ヌナブトに来て、女性のハンターが多いことに驚いている。伝統的には、狩は男性の仕事だったが、1960年代の厳しい時期から、女性も狩に参加するようになったという。時には男性より勇敢で我慢強い女性の中には、名ハンターも多いらしい。レゾリュート・ベイもグリスフィヨルドも、HTO(猟師・罠猟師組合:Hunters and Trappers Organization)の代表者は女性だった。

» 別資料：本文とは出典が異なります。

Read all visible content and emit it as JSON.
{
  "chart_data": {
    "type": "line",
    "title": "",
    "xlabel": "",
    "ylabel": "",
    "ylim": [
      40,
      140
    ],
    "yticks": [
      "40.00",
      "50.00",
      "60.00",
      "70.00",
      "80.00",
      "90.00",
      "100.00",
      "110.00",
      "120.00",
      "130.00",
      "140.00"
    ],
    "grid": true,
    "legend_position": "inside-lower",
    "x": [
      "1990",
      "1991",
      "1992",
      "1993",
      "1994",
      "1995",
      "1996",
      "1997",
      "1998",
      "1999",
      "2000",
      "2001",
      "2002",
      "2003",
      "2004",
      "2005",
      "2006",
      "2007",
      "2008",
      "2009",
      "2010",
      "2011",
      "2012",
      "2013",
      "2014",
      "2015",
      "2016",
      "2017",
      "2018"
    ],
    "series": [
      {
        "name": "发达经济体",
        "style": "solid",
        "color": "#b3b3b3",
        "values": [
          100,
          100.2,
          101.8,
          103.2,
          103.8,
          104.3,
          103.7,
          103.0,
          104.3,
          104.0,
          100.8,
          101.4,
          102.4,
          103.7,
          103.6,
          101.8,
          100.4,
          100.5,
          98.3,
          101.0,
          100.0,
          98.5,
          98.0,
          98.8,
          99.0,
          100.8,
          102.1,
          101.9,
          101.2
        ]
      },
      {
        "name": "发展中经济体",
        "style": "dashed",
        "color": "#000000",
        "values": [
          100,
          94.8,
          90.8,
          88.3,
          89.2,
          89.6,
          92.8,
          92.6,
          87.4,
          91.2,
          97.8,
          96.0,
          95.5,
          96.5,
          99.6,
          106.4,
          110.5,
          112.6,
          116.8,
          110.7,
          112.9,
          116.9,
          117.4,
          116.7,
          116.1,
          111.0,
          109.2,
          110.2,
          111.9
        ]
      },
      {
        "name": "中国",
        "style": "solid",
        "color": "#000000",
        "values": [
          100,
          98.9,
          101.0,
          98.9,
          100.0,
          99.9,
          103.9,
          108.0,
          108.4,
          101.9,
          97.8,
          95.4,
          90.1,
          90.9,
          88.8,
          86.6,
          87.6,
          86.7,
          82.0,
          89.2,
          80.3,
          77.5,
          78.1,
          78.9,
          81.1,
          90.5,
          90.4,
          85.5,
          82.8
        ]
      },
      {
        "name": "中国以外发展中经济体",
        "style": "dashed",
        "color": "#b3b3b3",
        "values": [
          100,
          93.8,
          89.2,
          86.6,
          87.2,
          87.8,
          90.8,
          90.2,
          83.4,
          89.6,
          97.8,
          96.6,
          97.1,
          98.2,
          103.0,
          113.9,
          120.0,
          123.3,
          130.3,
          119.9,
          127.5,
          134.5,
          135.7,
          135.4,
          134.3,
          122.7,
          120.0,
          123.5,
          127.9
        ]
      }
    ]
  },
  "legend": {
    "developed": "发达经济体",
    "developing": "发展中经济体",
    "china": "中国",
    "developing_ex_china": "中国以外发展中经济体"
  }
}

ミーカは、一人でハンティングに行ける力がある女性ハンター。一人で行けるのか、行けないのかは天と地ほどの差がある。一人で行くには、すべてのことがわかっていなければならない。さもなければ、獲物が獲れないばかりか、自らの命を落とすこともあり得るからだ。ハキハキとしていて面倒見がいい人で、最初に会った時から、私はパーカーのかぶり方が、ぜんぜんなっていないと直された。「しっかりふかくかぶらないと寒いでしょう!そんなかぶり方をしていたら、怠け者だと思われるか、ものごとのわかってない子だと思われちゃうわよ!」


左が妹のティーバイ、右が姉のミーカ。とてもよく似ている。

たくさんの写真を見せてくれながら、夏のグリスフィヨルドの様子を、おもしろおかしく語ってくれる。ボートのすぐ近くを泳ぐシロクマ、息子が始めて鳥を仕留めたときの様子、ミーカを母親だと思ってなついた小さなひな鳥のこと。なんどみても感動する景色だし、写真を撮るのが大好きだから、すごくいい風景を見つけるたびに観光客みたいにボートを止めてくれるように頼んで、一緒に行く家族に辟易されるのだという。

イヌクティトゥットの教師であり、グリスフィヨルドの市長代理でもあるミーカは、ちょうど旧世代と新しい世代のハザマにいるようだ。ミーカの祖母はイヌクティトゥットだけを話し、イヌイットの食物しか食べなかった(コーラだけは大好きでよく飲んでいたという)。母親は、伝統の知恵や技術を受け継ぎながらも、テレビを見たり、パンを焼いたりするようになった。ミーカの一番上の姉は、英語を話すようになった。そしてミーカは、ハンティングをし、伝統的な衣装を作ることもでき、イヌイットの食事も好んで食べる一方で、新しい文化にも親しんでいる。28歳の長女は、コンピューターを自由自在に使いこなし、パンやお菓子を焼き、釣りやキャンプも楽しんでいる。19歳の娘になると、オンラインチャットや電話が大好きで、おしゃれにも興味があり、機会があればハンティングにも行く。7歳の孫は、英語を読むことが得意で、調べたいことがあれば、インターネットで何でも探してしまう、とのこと。白人から伝わった大きな要素が、規律の精神(Discipline)と、食生活だという。


アマウティ(Amaut)を着て、姪の面倒をみるミーカの娘のリサ(Lisa)

変化する時代の中で、それでもイヌイットの伝統を守っていくことには、いったいどんな意味があるのか、ミーカにたずねてみた。

去年、アジサシのヒナが9月に生まれたのを見ました。普通は7月に生まれて、飛び方を覚えてから南にいく渡り鳥なのに、9月に生まれたら飛び方を覚える前に、寒さで死んでしまう。環境はこれからどう変わるかわからない。動物も人間も、変化する環境に適応できなければ死んでしまう。だからいつも準備していなくてはいけない。イヌイットは祖先から伝わってきた、この土地で生き延びる技術を失ってはならない。またいつか、アザラシの脂肪のオイルランプで生活するようになる日が、くるかもしれないのだから。


【Ullu】 正しい栄養の取り方を教える図表。描かれている食物が特徴的。一番左のグループから、「強い筋肉をつくる」「強い骨と歯をつくる」「目や肌によく、免疫を高める」「エネルギーになる」
シロイルカ一番左のグループに入っているが、皮はビタミン・ミネラルが豊富なので、本当は緑のグループに入るべきだとミーカが付け加えた。栄養管理、料理の仕方、買い物の仕方は、学校で教える大切なことだという。